The Senate still needs to approve the provision, though Dems included revenue projections from the sale of medical marijuana in their 2010-2011 budget proposal. "It's ludicrous," needled Sen. Martin Golden (R-Brooklyn).

Golden and other Republicans said the Democrats' budget proposal is laden with one-time-only gimmicks, including raising $700 million through the refinancing of tobacco bonds first issued in 2003.

The $136.2 billion plan contains most of the spending cuts proposed by Gov. Paterson, but rejects new taxes on cigarettes and sugary sodas. Paterson was pleased the Senate accepted his cuts, but worried their revenues were unrealistic.
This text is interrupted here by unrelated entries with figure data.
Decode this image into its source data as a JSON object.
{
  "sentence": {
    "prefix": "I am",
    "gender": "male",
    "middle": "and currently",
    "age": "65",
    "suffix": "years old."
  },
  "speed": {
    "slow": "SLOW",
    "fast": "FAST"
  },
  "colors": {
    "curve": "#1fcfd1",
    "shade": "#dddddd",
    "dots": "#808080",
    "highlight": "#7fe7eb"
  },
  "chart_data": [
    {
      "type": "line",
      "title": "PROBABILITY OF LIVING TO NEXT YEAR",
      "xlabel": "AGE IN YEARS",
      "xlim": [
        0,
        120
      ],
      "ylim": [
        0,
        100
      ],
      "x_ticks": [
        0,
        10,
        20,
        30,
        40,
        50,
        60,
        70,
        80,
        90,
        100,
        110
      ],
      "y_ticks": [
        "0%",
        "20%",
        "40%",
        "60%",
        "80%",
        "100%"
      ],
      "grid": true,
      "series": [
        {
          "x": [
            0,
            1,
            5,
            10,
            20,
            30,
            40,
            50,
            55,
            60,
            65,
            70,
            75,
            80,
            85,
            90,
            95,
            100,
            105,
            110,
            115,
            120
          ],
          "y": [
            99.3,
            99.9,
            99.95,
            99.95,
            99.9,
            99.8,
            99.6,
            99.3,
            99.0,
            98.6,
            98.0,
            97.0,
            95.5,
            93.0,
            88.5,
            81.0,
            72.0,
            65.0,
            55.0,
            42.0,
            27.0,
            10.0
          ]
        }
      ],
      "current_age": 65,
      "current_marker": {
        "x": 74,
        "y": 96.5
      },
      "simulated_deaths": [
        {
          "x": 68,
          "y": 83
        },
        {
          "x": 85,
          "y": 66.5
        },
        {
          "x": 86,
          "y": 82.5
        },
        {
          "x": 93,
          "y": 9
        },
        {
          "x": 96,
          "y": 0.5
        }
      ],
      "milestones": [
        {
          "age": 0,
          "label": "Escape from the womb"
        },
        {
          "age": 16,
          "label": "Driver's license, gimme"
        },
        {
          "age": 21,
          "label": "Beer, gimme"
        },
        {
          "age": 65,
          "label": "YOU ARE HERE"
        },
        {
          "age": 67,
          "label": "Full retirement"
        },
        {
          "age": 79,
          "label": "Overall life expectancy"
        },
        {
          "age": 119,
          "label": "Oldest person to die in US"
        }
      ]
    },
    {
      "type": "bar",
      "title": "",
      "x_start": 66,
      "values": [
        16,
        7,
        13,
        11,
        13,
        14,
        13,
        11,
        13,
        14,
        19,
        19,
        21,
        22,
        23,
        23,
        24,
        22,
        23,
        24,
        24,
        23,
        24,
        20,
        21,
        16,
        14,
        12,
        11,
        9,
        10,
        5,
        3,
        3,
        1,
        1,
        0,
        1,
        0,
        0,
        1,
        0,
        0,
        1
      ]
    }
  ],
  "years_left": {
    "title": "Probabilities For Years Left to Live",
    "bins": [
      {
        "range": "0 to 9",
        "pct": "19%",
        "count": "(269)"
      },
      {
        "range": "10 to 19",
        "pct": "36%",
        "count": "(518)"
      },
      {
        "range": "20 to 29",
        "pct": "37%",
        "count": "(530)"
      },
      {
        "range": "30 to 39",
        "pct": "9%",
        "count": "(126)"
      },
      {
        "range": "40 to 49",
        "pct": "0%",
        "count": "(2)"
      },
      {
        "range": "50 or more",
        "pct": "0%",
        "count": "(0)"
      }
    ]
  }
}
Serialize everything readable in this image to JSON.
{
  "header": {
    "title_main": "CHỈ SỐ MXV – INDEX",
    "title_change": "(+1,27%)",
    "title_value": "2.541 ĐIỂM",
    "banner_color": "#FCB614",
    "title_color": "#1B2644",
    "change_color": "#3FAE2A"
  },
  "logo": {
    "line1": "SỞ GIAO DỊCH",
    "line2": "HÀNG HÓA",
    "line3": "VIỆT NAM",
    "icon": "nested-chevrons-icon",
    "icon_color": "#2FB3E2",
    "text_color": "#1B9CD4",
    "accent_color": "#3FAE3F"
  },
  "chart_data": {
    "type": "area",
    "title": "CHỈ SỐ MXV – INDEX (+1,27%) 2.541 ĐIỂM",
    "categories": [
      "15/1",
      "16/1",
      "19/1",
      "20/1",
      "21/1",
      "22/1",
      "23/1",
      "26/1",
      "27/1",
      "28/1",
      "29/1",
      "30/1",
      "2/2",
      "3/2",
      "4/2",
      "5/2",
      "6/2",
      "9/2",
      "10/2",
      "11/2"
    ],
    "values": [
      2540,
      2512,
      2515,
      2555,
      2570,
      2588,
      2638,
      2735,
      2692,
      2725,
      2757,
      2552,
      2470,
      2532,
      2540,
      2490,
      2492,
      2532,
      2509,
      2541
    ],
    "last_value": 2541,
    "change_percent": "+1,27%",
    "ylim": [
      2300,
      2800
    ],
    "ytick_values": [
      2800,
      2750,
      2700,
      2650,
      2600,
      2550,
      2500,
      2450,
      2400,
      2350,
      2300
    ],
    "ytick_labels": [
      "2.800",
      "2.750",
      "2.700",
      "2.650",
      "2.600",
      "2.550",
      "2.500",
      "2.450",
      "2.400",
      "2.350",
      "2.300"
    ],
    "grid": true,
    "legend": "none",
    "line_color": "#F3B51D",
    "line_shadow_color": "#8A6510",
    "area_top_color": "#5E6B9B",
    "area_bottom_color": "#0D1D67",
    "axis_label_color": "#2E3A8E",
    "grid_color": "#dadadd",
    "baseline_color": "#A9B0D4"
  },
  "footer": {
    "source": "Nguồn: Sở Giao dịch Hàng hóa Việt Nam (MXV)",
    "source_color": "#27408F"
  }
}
"One of the things we're going to have to avoid in this process is creating revenues that aren't real," Paterson said.

Paterson said he was encouraged that Senate Majority Leader Pedro Espada (D-Bronx) has relented on his opposition to placing tolls on the East River bridges to ease the MTA's budget woes.

"Just the fact that he and other senators are considering it is very helpful," Paterson said.

Meanwhile yesterday, a coalition of good government groups reported that most New Yorkers - including city residents - aren't getting their fair share of pork projects tucked into the budget.

The groups found that residents who live in 49 of the city's 64 Assembly districts, and 11 of the city's 26 Senate districts, receive less than the "fair share" or the average-per-district amount doled out on member items.

"The guys who get the most money are the leaders, the ones who hold all the political power," said Blair Horner of the New York Public Interest Research Group.